An upgraded refrigerated pack house has recently been completed, with seven, 40-foot, refrigerated containers of sweet melons successfully delivered to Dubai by sea and an eighth due for arrival in mid-January. The pack house is said to be performing as expected, with no cold chain issues experienced throughout the entire season and Obtala now well placed to step up the capacity utilisation of the facility.

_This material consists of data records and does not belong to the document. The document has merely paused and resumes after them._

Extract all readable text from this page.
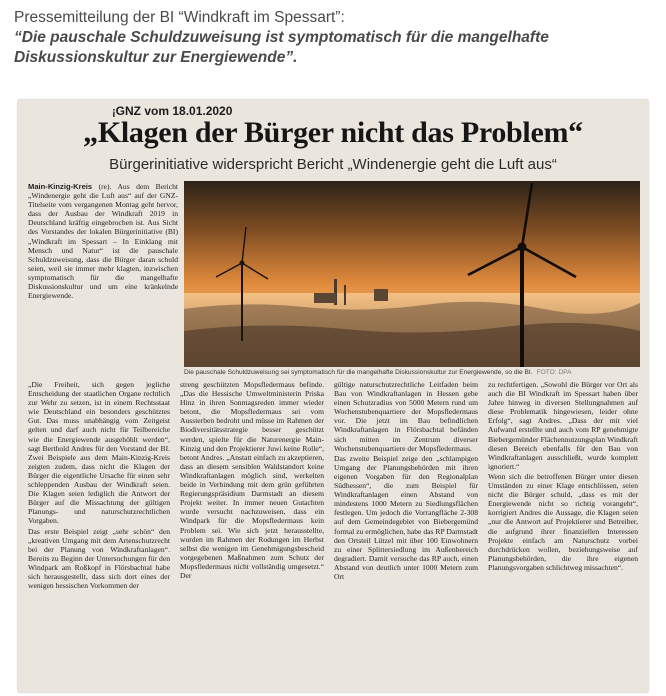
Pressemitteilung der BI “Windkraft im Spessart”:

“Die pauschale Schuldzuweisung ist symptomatisch für die mangelhafte

Diskussionskultur zur Energiewende”.

¡GNZ vom 18.01.2020
„Klagen der Bürger nicht das Problem“
Bürgerinitiative widerspricht Bericht „Windenergie geht die Luft aus“

Main-Kinzig-Kreis (re). Aus dem Bericht „Windenergie geht die Luft aus“ auf der GNZ-Titelseite vom vergangenen Montag geht hervor, dass der Ausbau der Windkraft 2019 in Deutschland kräftig eingebrochen ist. Aus Sicht des Vorstandes der lokalen Bürgerinitiative (BI) „Windkraft im Spessart – In Einklang mit Mensch und Natur“ ist die pauschale Schuldzuweisung, dass die Bürger daran schuld seien, weil sie immer mehr klagten, inzwischen symptomatisch für die mangelhafte Diskussionskultur und um eine kränkelnde Energiewende.

Die pauschale Schuldzuweisung sei symptomatisch für die mangelhafte Diskussionskultur zur Energiewende, so die BI. FOTO: DPA

„Die Freiheit, sich gegen jegliche Entscheidung der staatlichen Organe rechtlich zur Wehr zu setzen, ist in einem Rechtsstaat wie Deutschland ein besonders geschütztes Gut. Das muss unabhängig vom Zeitgeist gelten und darf auch nicht für Teilbereiche wie die Energiewende ausgehöhlt werden“, sagt Berthold Andres für den Vorstand der BI. Zwei Beispiele aus dem Main-Kinzig-Kreis zeigten zudem, dass nicht die Klagen der Bürger die eigentliche Ursache für einen sehr schleppenden Ausbau der Windkraft seien. Die Klagen seien lediglich die Antwort der Bürger auf die Missachtung der gültigen Planungs- und naturschutzrechtlichen Vorgaben.

Das erste Beispiel zeigt „sehr schön“ den „kreativen Umgang mit dem Artenschutzrecht bei der Planung von Windkraftanlagen“. Bereits zu Beginn der Untersuchungen für den Windpark am Roßkopf in Flörsbachtal habe sich herausgestellt, dass sich dort eines der wenigen hessischen Vorkommen der

streng geschützten Mopsfledermaus befinde. „Das die Hessische Umweltministerin Priska Hinz in ihren Sonntagsreden immer wieder betont, die Mopsfledermaus sei vom Aussterben bedroht und müsse im Rahmen der Biodiversitätsstrategie besser geschützt werden, spielte für die Naturenergie Main-Kinzig und den Projektierer Juwi keine Rolle“, betont Andres. „Anstatt einfach zu akzeptieren, dass an diesem sensiblen Waldstandort keine Windkraftanlagen möglich sind, werkelten beide in Verbindung mit dem grün geführten Regierungspräsidium Darmstadt an diesem Projekt weiter. In immer neuen Gutachten wurde versucht nachzuweisen, dass ein Windpark für die Mopsfledermaus kein Problem sei. Wie sich jetzt herausstellte, wurden im Rahmen der Rodungen im Herbst selbst die wenigen im Genehmigungsbescheid vorgegebenen Maßnahmen zum Schutz der Mopsfledermaus nicht vollständig umgesetzt.“ Der

gültige naturschutzrechtliche Leitfaden beim Bau von Windkraftanlagen in Hessen gebe einen Schutzradius von 5000 Metern rund um Wochenstubenquartiere der Mopsfledermaus vor. Die jetzt im Bau befindlichen Windkraftanlagen in Flörsbachtal befänden sich mitten im Zentrum diverser Wochenstubenquartiere der Mopsfledermaus.

Das zweite Beispiel zeige den „schlampigen Umgang der Planungsbehörden mit ihren eigenen Vorgaben für den Regionalplan Südhessen“, die zum Beispiel für Windkraftanlagen einen Abstand von mindestens 1000 Metern zu Siedlungsflächen festlegen. Um jedoch die Vorrangfläche 2-308 auf dem Gemeindegebiet von Biebergemünd formal zu ermöglichen, habe das RP Darmstadt den Ortsteil Lützel mit über 100 Einwohnern zu einer Splittersiedlung im Außenbereich degradiert. Damit versuche das RP auch, einen Abstand von deutlich unter 1000 Metern zum Ort

zu rechtfertigen. „Sowohl die Bürger vor Ort als auch die BI Windkraft im Spessart haben über Jahre hinweg in diversen Stellungnahmen auf diese Problematik hingewiesen, leider ohne Erfolg“, sagt Andres. „Dass der mit viel Aufwand erstellte und auch vom RP genehmigte Biebergemünder Flächennutzungsplan Windkraft diesen Bereich ebenfalls für den Bau von Windkraftanlagen ausschließt, wurde komplett ignoriert.“

Wenn sich die betroffenen Bürger unter diesen Umständen zu einer Klage entschlössen, seien nicht die Bürger schuld, „dass es mit der Energiewende nicht so richtig vorangeht“, korrigiert Andres die Aussage, die Klagen seien „nur die Antwort auf Projektierer und Betreiber, die aufgrund ihrer finanziellen Interessen Projekte einfach am Naturschutz vorbei durchdrücken wollen, beziehungsweise auf Planungsbehörden, die ihre eigenen Planungsvorgaben schlichtweg missachten“.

The expansion of the market garden has seen thirteen refrigerated trucks of produce delivered and distributed to different markets in Dar es Salaam through the local Mama Jo’s sales team, including to a variety of retail and wholesale outlets. Four refrigerated trucks of produce have also been sent to Nairobi via the firm’s exclusive Kenyan distributor. In line with its long-term plan to expand into mango orchards, Obtala has sold fresh mangos into Dar es Salaam through its local sales team, as well as into Zanzibar via an exclusive agent. Also, a 3.8 tonne aircraft container of fresh mango was delivered to Dubai via airfreight where the fruit was sold via the company’s exclusive wholesaler.
Obtala remains in dialogue with various funding bodies regarding specific projects to scale its agriculture businesses in East Africa, where its goals of increasing food production, job creation, and removing supply chain roadblocks by building infrastructure are aligned with the priorities of national governments.
Palettes of Yellow Honeydew and Caribbean King ready for dispatch to Dubai and Nairobi. Source: Company
Assessment
This was an all-round positive Q4 update from Obtala and although lacking in any direct guidance regarding financial performance this can be excused given its release only a week after the period end. With the steady ramp up of activities across its operations, combined with the transformational acquisition of Woodbois, last year was a pivotal one for the business. However, 2018 is set to be a year of more significant growth as activities are further accelerated and investment made in capital expenditure starts delivering benefits.
We do not believe that the markets are recognising this potential, with Obtala shares currently trading at 14.25p, capitalising the business at just £41.7 million. Demonstrating the value, recent preference share issues placed an up-to-date and market validated price on the whole of forestry subsidiary Argento Limited of $109.36 million (£80.65 million). Obtala’s effective stake in the business of 57%, via its 75% holding in Argento, is therefore valued at £45.97 million at current exchange rates, or 15.67p per share. This is 17% higher than the current market cap and thus effectively values the agriculture operations, Woodbois operations and net cash at less than nothing.
Also, with net assets attributable to owners of the parent of $118.16 million (£87.15 million) as at 30th June, which mainly consist of $227.83 million (£168 million) of biological assets, the current discount to book value is 52%.
We will be revisiting our numbers once further information is released to the markets but for now stick with our DCF based target price of 38.18p and Conviction Buy stance.